Two years, and we had finally made good on our word, and we were back. Our old rooms were clean and ready for us. There was a white orchid in a pot in my window, just like before. I knew it was a new orchid because I had killed the one that was there during my stay. I had trouble finding things in the fridge. I expected Ishøj and Denmark to fall back into my hands easily, like molded clay I had put down and picked back up, with my finger imprints already in it.
It’s interesting how anything feels strange after being away for any long period of time. I have felt it when returning to college after summer break or returning to my house after a long semester. I feel it when I get nervous to see family members after a year apart. Returning isn’t always comfortable or familiar, even when you’re returning to what was once comfortable and familiar — perhaps especially when you’re returning to what was once comfortable and familiar, because you feel the difference more strongly.
During our 10-day trip to Denmark, Kayleigh and I visited Copenhagen twice. We walked down our old school street Vestergade and I saw the bagel shop where once a man in a full business suit lay on the ground to reach a coin I had dropped under the counter. I looked for the bar where I had accidentally ordered a drink that cost $35; it was gone. The Chinese food takeout stand was still there. One of my old classrooms was next door to a strip club that displayed a large poster of a mostly naked woman, who had changed into a different mostly naked woman. In the afternoon, Kayleigh and I parted ways for a while. When it was time to go home, I decided to walk back to the train station on my old route down Nørregade, past the church and the Irish pub and the knick-knack shop.

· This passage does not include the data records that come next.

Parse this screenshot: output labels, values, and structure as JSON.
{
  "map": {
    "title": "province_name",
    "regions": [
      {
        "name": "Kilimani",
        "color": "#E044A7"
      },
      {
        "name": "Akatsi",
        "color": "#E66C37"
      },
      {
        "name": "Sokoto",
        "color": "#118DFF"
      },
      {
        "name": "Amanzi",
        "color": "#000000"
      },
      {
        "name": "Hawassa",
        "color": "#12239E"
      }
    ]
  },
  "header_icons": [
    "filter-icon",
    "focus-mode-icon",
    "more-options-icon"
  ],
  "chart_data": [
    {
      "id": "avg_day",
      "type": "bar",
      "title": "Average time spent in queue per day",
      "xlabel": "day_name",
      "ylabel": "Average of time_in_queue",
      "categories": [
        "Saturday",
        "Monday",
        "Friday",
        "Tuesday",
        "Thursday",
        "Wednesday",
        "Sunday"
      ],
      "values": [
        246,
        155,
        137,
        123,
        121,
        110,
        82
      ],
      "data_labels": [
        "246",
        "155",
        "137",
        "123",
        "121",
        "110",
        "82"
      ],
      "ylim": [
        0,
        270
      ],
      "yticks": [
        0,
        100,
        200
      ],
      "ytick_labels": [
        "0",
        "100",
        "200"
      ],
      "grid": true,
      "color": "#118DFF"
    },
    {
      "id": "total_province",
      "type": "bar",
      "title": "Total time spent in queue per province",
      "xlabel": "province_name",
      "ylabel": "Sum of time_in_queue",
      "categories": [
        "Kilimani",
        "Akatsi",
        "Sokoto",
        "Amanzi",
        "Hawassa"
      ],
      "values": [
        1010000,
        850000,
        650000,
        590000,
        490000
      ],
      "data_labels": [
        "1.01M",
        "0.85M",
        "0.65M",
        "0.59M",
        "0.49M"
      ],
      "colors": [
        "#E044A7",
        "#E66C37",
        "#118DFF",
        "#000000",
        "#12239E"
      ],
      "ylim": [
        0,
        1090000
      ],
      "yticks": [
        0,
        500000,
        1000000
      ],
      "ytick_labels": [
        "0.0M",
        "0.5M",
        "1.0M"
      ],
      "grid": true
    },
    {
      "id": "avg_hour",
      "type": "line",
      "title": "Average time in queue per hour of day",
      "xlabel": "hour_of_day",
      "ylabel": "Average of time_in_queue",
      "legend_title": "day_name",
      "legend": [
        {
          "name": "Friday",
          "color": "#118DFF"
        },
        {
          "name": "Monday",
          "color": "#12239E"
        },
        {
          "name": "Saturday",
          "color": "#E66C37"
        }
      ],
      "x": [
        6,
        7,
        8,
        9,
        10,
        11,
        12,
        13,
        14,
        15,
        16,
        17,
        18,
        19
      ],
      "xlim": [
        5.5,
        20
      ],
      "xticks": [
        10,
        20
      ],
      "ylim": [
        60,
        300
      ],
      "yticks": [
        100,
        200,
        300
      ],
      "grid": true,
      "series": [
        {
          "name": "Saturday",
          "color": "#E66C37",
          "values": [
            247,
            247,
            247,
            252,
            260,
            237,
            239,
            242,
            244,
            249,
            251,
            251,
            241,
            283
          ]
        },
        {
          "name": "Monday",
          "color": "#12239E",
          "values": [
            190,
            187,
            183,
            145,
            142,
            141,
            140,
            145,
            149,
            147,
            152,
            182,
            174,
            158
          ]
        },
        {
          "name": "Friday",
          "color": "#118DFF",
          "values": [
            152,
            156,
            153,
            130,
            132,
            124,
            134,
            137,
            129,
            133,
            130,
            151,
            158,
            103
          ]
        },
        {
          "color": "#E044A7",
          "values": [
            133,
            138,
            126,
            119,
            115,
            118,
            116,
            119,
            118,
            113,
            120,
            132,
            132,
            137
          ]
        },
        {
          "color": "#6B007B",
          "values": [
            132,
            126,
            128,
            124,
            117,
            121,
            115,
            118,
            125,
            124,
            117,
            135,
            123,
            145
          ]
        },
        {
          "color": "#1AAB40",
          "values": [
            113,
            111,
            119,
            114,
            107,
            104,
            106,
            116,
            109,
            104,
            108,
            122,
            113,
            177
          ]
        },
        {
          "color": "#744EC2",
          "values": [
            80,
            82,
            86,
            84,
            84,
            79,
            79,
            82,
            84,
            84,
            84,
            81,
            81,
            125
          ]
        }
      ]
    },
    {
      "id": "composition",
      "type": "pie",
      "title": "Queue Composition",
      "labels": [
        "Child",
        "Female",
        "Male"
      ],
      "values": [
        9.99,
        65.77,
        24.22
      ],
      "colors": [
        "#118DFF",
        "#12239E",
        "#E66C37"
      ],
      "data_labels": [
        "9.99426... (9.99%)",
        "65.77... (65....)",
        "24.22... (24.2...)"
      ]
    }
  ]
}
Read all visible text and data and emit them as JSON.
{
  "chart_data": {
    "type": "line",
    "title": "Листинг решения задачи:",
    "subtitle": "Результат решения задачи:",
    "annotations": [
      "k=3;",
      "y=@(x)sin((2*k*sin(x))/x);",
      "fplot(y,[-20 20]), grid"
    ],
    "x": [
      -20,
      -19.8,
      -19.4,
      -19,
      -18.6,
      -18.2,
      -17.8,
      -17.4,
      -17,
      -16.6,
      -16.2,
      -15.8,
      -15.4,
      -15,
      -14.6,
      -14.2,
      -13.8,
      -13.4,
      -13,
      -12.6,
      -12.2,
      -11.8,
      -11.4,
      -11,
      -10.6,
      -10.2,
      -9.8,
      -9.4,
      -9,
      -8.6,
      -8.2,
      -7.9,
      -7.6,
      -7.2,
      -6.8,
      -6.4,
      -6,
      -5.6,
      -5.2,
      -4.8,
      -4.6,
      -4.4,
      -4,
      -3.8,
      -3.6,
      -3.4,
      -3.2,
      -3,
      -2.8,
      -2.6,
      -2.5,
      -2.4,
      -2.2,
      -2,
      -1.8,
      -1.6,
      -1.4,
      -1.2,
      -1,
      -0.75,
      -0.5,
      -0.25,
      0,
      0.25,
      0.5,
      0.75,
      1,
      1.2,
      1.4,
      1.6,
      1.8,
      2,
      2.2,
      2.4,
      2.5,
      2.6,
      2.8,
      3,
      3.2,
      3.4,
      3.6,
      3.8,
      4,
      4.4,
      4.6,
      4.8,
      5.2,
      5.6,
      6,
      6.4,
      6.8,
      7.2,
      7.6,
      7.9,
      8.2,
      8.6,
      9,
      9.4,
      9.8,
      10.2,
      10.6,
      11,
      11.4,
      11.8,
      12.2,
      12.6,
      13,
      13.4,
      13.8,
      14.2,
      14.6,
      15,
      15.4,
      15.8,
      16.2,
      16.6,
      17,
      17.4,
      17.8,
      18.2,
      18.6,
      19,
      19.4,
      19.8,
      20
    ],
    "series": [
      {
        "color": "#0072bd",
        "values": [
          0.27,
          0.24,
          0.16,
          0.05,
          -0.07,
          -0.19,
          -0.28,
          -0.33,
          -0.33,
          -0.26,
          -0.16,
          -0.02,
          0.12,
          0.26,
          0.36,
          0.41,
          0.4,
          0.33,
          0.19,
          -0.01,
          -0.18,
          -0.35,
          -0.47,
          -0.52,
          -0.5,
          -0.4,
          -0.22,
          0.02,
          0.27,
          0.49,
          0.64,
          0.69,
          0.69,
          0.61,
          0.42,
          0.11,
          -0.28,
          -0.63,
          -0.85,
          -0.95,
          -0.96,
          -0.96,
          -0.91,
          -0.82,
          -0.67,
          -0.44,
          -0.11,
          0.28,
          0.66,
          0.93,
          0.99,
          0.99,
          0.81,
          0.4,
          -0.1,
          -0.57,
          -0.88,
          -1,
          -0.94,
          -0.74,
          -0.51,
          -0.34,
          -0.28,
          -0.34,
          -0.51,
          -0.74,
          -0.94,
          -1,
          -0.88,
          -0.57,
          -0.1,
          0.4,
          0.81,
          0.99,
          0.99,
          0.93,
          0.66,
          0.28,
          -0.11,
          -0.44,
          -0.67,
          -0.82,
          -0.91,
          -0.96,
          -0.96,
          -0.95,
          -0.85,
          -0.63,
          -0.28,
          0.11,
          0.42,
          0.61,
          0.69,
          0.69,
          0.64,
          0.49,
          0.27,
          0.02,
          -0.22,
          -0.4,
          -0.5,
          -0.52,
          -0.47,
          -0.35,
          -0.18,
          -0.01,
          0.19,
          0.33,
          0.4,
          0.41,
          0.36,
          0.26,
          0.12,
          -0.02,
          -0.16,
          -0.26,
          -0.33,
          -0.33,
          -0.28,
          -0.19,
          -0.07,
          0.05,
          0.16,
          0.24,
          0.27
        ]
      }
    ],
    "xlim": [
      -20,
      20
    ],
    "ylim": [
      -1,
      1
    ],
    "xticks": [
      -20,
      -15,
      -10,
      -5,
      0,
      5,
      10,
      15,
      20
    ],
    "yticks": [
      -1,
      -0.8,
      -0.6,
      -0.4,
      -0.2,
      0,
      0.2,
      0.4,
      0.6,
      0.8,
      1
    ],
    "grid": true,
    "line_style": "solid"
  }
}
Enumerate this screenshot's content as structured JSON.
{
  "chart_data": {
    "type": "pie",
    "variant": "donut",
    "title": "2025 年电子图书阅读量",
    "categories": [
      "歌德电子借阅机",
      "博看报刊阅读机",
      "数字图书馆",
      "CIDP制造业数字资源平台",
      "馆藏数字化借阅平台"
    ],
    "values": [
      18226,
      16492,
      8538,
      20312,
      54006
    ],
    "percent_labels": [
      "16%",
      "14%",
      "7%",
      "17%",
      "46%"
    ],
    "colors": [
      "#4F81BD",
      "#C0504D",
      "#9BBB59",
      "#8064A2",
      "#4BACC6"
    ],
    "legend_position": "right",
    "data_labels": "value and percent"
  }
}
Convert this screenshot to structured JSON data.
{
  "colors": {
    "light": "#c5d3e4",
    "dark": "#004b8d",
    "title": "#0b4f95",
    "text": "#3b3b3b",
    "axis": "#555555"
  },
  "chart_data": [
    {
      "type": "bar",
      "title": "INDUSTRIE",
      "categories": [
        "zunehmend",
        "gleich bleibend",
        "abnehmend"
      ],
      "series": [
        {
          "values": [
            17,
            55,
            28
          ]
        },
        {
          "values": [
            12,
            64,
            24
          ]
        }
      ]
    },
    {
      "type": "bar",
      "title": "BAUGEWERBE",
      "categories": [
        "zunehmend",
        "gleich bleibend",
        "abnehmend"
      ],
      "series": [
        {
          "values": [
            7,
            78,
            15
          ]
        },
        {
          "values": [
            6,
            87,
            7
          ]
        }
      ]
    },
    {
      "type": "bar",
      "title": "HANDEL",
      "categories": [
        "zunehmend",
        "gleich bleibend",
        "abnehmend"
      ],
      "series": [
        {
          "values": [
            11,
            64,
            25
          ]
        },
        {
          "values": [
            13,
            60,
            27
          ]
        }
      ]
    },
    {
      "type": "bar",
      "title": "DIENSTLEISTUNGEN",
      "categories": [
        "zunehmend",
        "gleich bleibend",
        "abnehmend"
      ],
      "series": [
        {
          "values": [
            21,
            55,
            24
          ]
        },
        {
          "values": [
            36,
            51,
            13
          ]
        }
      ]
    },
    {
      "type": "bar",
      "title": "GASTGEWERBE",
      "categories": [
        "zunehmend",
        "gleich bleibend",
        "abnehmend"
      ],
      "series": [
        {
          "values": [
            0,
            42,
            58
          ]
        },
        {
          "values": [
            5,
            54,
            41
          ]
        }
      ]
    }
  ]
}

How odd it is for a place to still feel like home, to still feel familiar, and yet no longer feel like it belongs to you anymore. Now that I didn’t live here, I felt reduced to a tourist, a visitor passing through. I felt simultaneously close and distant to these streets and corners that I had once loved and yet no longer walked each day. Perhaps it was because they didn’t recognize me anymore. It wasn’t that I couldn’t recognize them, but that they no longer knew me.
On my last night in Denmark, I visit Tivoli with my former host parents, Marianne and Claus Koch, and my friend Kayleigh. Tivoli might be described as an amusement park or shopping market or garden because it has all of these things. It reminds me of Disney world. The rides aren’t metal and garish; they’re beautiful, themed, quaint. One of the world’s oldest roller coasters, made of wood, flies up and down a snow-covered mountain the size of a two-story building. You walk a few steps farther and you’re crossing a winding bridge over a small body of water. A Japanese pagoda glows in the dark on one side; a life-sized pirate ship rests on the other. Sculpture swans rest atop the water. You walk by a kissing booth. It’s Christmas, so there’s a giant Christmas tree draped in Swarovski crystals, of course, sitting in front of a faux palace. Vendors sell hot chocolate and mittens and ornaments. Claus buys mulled wine. We warm our hands over a can of burning embers. I don’t yet think much about having children, but two years ago, Tivoli was the first place that I thought, in a thought so clear it was if I had said it aloud, “I want to bring my kids here someday.”
Two years now, and Marianne, Claus, Kayleigh, and I are right back where we started: family. I see our two-year-old ghosts sitting by the food truck eating pølser. And I stand in this strange but increasingly comfortable place, with the past running to catch up with the present, feeling my life in Denmark seep back into my blood after having forgotten what it felt like. We all take many different ships going where we’re going. It was nice to be back on this one.